Przepowiadanie było główną misją uczniów. Niedoścignionym wzorem był apostoł Paweł. Po swoim nawróceniu pod Damaszkiem głosił Chrystusa z całą pasją, mimo niepowodzeń, odrzucenia, wyśmiania, prześladowania, ciągłych zamachów na jego życie. Głoszenie Chrystusa pochłaniało go całkowicie, bez reszty, bez czasu na chwilę wytchnienia. W liście skierowanym do chrześcijan w Koryncie napisał: „Nie jest dla mnie powodem do chluby to, że głoszę Ewangelię. Świadom jestem ciążącego na mnie obowiązku.

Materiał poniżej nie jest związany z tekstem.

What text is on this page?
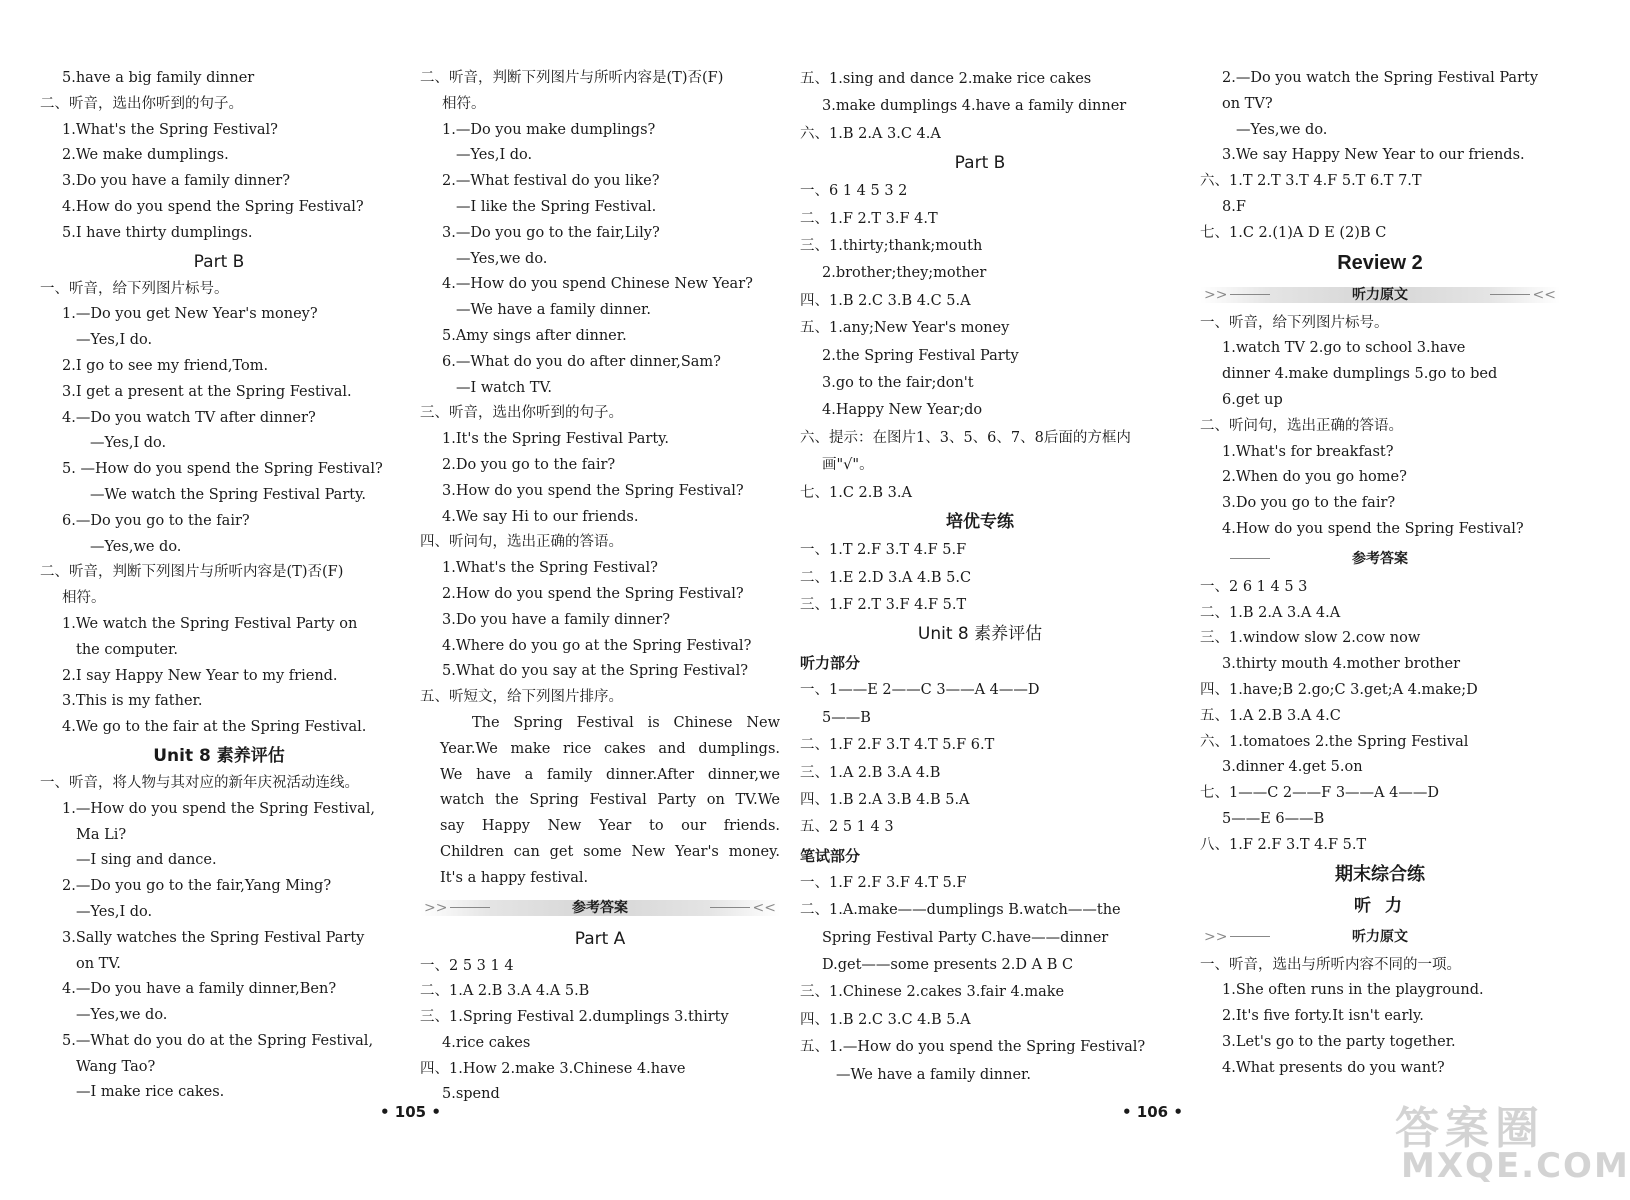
5.have a big family dinner
二、听音，选出你听到的句子。
1.What's the Spring Festival?
2.We make dumplings.
3.Do you have a family dinner?
4.How do you spend the Spring Festival?
5.I have thirty dumplings.
Part B
一、听音，给下列图片标号。
1.—Do you get New Year's money?
—Yes,I do.
2.I go to see my friend,Tom.
3.I get a present at the Spring Festival.
4.—Do you watch TV after dinner?
—Yes,I do.
5. —How do you spend the Spring Festival?
—We watch the Spring Festival Party.
6.—Do you go to the fair?
—Yes,we do.
二、听音，判断下列图片与所听内容是(T)否(F)
相符。
1.We watch the Spring Festival Party on
the computer.
2.I say Happy New Year to my friend.
3.This is my father.
4.We go to the fair at the Spring Festival.
Unit 8 素养评估
一、听音，将人物与其对应的新年庆祝活动连线。
1.—How do you spend the Spring Festival,
Ma Li?
—I sing and dance.
2.—Do you go to the fair,Yang Ming?
—Yes,I do.
3.Sally watches the Spring Festival Party
on TV.
4.—Do you have a family dinner,Ben?
—Yes,we do.
5.—What do you do at the Spring Festival,
Wang Tao?
—I make rice cakes.
二、听音，判断下列图片与所听内容是(T)否(F)
相符。
1.—Do you make dumplings?
—Yes,I do.
2.—What festival do you like?
—I like the Spring Festival.
3.—Do you go to the fair,Lily?
—Yes,we do.
4.—How do you spend Chinese New Year?
—We have a family dinner.
5.Amy sings after dinner.
6.—What do you do after dinner,Sam?
—I watch TV.
三、听音，选出你听到的句子。
1.It's the Spring Festival Party.
2.Do you go to the fair?
3.How do you spend the Spring Festival?
4.We say Hi to our friends.
四、听问句，选出正确的答语。
1.What's the Spring Festival?
2.How do you spend the Spring Festival?
3.Do you have a family dinner?
4.Where do you go at the Spring Festival?
5.What do you say at the Spring Festival?
五、听短文，给下列图片排序。
The Spring Festival is Chinese New
Year.We make rice cakes and dumplings.
We have a family dinner.After dinner,we
watch the Spring Festival Party on TV.We
say Happy New Year to our friends.
Children can get some New Year's money.
It's a happy festival.
>>	<<
参考答案
Part A
一、2 5 3 1 4
二、1.A 2.B 3.A 4.A 5.B
三、1.Spring Festival 2.dumplings 3.thirty
4.rice cakes
四、1.How 2.make 3.Chinese 4.have
5.spend
五、1.sing and dance 2.make rice cakes
3.make dumplings 4.have a family dinner
六、1.B 2.A 3.C 4.A
Part B
一、6 1 4 5 3 2
二、1.F 2.T 3.F 4.T
三、1.thirty;thank;mouth
2.brother;they;mother
四、1.B 2.C 3.B 4.C 5.A
五、1.any;New Year's money
2.the Spring Festival Party
3.go to the fair;don't
4.Happy New Year;do
六、提示：在图片1、3、5、6、7、8后面的方框内
画"√"。
七、1.C 2.B 3.A
培优专练
一、1.T 2.F 3.T 4.F 5.F
二、1.E 2.D 3.A 4.B 5.C
三、1.F 2.T 3.F 4.F 5.T
Unit 8 素养评估
听力部分
一、1——E 2——C 3——A 4——D
5——B
二、1.F 2.F 3.T 4.T 5.F 6.T
三、1.A 2.B 3.A 4.B
四、1.B 2.A 3.B 4.B 5.A
五、2 5 1 4 3
笔试部分
一、1.F 2.F 3.F 4.T 5.F
二、1.A.make——dumplings B.watch——the
Spring Festival Party C.have——dinner
D.get——some presents 2.D A B C
三、1.Chinese 2.cakes 3.fair 4.make
四、1.B 2.C 3.C 4.B 5.A
五、1.—How do you spend the Spring Festival?
—We have a family dinner.
2.—Do you watch the Spring Festival Party
on TV?
—Yes,we do.
3.We say Happy New Year to our friends.
六、1.T 2.T 3.T 4.F 5.T 6.T 7.T
8.F
七、1.C 2.(1)A D E (2)B C
Review 2
>>	<<
听力原文
一、听音，给下列图片标号。
1.watch TV 2.go to school 3.have
dinner 4.make dumplings 5.go to bed
6.get up
二、听问句，选出正确的答语。
1.What's for breakfast?
2.When do you go home?
3.Do you go to the fair?
4.How do you spend the Spring Festival?
参考答案
一、2 6 1 4 5 3
二、1.B 2.A 3.A 4.A
三、1.window slow 2.cow now
3.thirty mouth 4.mother brother
四、1.have;B 2.go;C 3.get;A 4.make;D
五、1.A 2.B 3.A 4.C
六、1.tomatoes 2.the Spring Festival
3.dinner 4.get 5.on
七、1——C 2——F 3——A 4——D
5——E 6——B
八、1.F 2.F 3.T 4.F 5.T
期末综合练
听 力
>>	听力原文
一、听音，选出与所听内容不同的一项。
1.She often runs in the playground.
2.It's five forty.It isn't early.
3.Let's go to the party together.
4.What presents do you want?
• 105 •	• 106 •	答案圈
MXQE.COM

Biada mi bowiem, gdybym nie głosił Ewangelii!” (1 Kor 9,16).

Głoszenie Ewangelii wiąże się ze znakami. Apostołowie, podobnie jak Jezus będą wyrzucać złe duchy i uzdrawiać. Świat pozostaje w mocy zła. Stąd przepowiadanie dobra i miłości jest równoznaczne z walką z nim, jest egzorcyzmowaniem. Święty Paweł ujął to w taki sposób: „Bądźcie mocni w Panu – siłą Jego potęgi. Przyobleczcie pełną zbroję Bożą, byście mogli się ostać wobec podstępnych zakusów diabła. Nie toczymy bowiem walki przeciw krwi i ciału, lecz przeciw Zwierzchnościom, przeciw Władzom, przeciw rządcom świata tych ciemności, przeciw duchowym pierwiastkom zła na wyżynach niebieskich” (Ef 6,10-12).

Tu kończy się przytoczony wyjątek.